I have a large dataset of customers in an online shop, where many features regarding their history of buying behavior are recorded: who bought what, at which time, how often they entered the shop, at which points inside the shop the stood longest etc. To some customers I'm sending randomly ads at periodic time intervals, to others not.
Now I want to use this data to predict which customers will react to ads I'm sending them periodically by buying more stuff.

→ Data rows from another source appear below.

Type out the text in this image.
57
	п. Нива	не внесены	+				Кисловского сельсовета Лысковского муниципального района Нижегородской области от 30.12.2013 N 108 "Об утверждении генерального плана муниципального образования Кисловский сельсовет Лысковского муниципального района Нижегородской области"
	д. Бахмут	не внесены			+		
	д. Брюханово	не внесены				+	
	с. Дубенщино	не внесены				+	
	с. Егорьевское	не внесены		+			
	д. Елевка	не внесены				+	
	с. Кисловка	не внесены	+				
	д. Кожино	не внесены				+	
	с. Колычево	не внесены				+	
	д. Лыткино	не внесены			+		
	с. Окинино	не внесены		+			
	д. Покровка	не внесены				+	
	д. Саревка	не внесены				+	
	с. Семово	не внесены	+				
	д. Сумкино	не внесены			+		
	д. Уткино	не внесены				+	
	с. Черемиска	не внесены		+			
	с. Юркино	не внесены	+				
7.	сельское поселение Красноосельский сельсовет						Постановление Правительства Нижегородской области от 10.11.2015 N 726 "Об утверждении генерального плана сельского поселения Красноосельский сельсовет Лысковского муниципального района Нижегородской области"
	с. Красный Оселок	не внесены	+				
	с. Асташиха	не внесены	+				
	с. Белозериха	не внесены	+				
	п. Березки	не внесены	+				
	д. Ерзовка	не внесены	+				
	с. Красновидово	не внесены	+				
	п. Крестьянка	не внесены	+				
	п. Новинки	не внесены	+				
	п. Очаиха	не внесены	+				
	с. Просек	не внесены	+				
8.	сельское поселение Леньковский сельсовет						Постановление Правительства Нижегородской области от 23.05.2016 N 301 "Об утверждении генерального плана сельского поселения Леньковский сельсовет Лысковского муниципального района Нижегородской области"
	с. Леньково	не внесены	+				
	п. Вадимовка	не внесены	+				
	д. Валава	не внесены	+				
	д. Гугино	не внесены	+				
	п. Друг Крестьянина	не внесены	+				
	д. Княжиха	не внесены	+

I think the only sensible way to treat this problem is as a supervised learning problem. So I need to define a target feature for myself by defining what "react" means. But here's the catch, since one can fall prey to the following logical fallacy: One could think that if I define my target feature in the following way, I will solve my problem:
\begin{cases} 1, & \text{customer bought at least one item from the ad after he saw an ad}\\ 0, & \text{otherwise} \end{cases}
But this is wrong. Because a model using this target feature this will catch customers who reacted to the as well as customers who wanted to buy that product anyway before they received the ad, so there was actually no need to send them one.
A better feature, that only catches those that reacted and not everybody who bought the stuff is:
\begin{cases} 1, & \text{customer bought at least one item *that he'd normally not buy* after he saw an ad }\\ 0, & \text{otherwise} \end{cases}
But in order to be able to define this target feature, I'd need to do some machine learning to assess if and what he had bought if there were no ads. I have no idea how to do that. Maybe anomaly analysis - but what should I then use as features? So when using this target feature, I need to carry out preliminary machine learning tasks, for which I don't know what the best practices are.

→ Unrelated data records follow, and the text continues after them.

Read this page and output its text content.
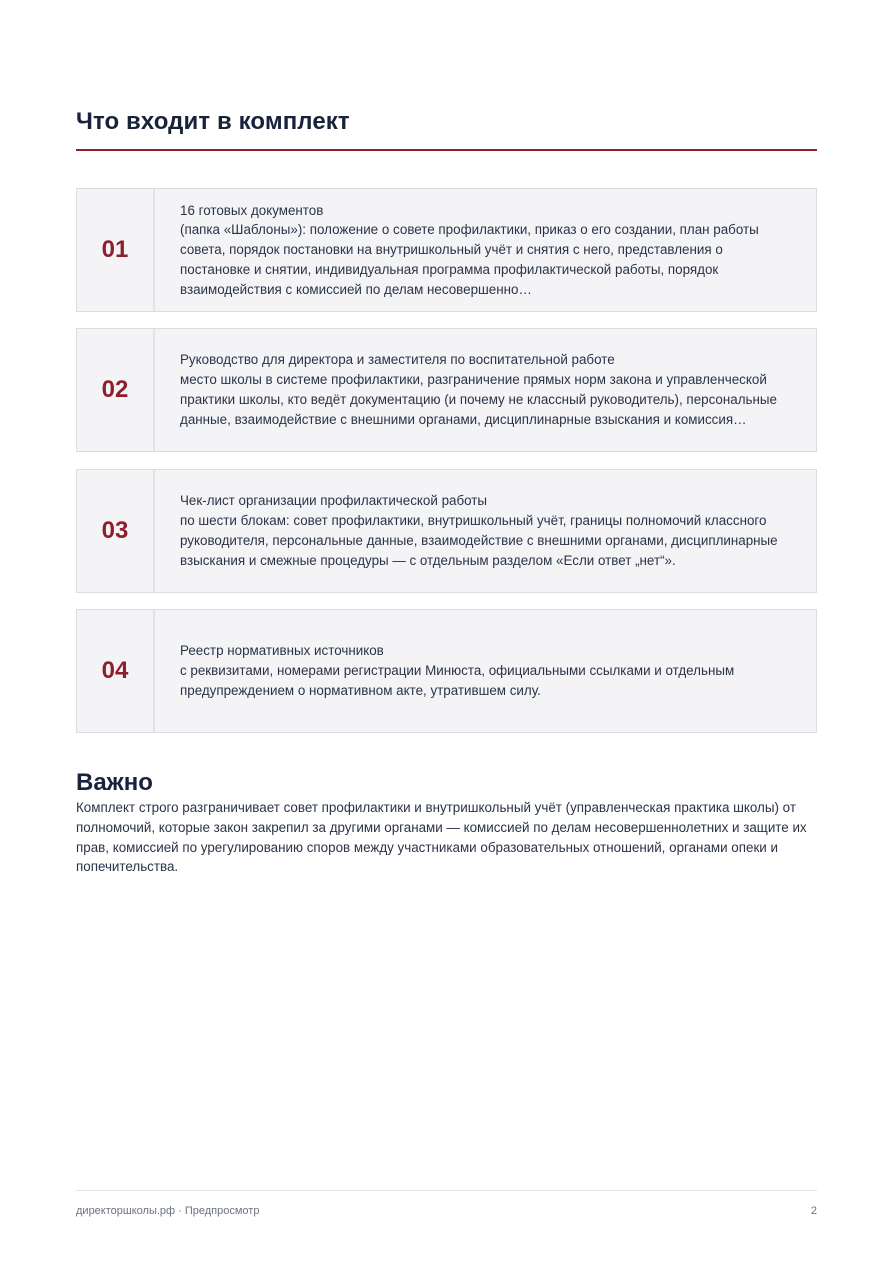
Что входит в комплект
01
16 готовых документов
(папка «Шаблоны»): положение о совете профилактики, приказ о его создании, план работы совета, порядок постановки на внутришкольный учёт и снятия с него, представления о постановке и снятии, индивидуальная программа профилактической работы, порядок взаимодействия с комиссией по делам несовершенно…
02
Руководство для директора и заместителя по воспитательной работе
место школы в системе профилактики, разграничение прямых норм закона и управленческой практики школы, кто ведёт документацию (и почему не классный руководитель), персональные данные, взаимодействие с внешними органами, дисциплинарные взыскания и комиссия…
03
Чек-лист организации профилактической работы
по шести блокам: совет профилактики, внутришкольный учёт, границы полномочий классного руководителя, персональные данные, взаимодействие с внешними органами, дисциплинарные взыскания и смежные процедуры — с отдельным разделом «Если ответ „нет“».
04
Реестр нормативных источников
с реквизитами, номерами регистрации Минюста, официальными ссылками и отдельным предупреждением о нормативном акте, утратившем силу.
Важно

Комплект строго разграничивает совет профилактики и внутришкольный учёт (управленческая практика школы) от полномочий, которые закон закрепил за другими органами — комиссией по делам несовершеннолетних и защите их прав, комиссией по урегулированию споров между участниками образовательных отношений, органами опеки и попечительства.

директоршколы.рф · Предпросмотр	2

Hence the "chicken and egg" title: Using supervised learning to make sense of the customers depends for the latter feature on some other, to me unknown, machine learning approach - that also needs to make sense (but in a different way) of how the customers behave.
Therefore my final questions are:
1) What would a good definition of a target feature be?
2) In case I settle on my second propose feature, what machine learning methods help me to predict what a customer would normally buy?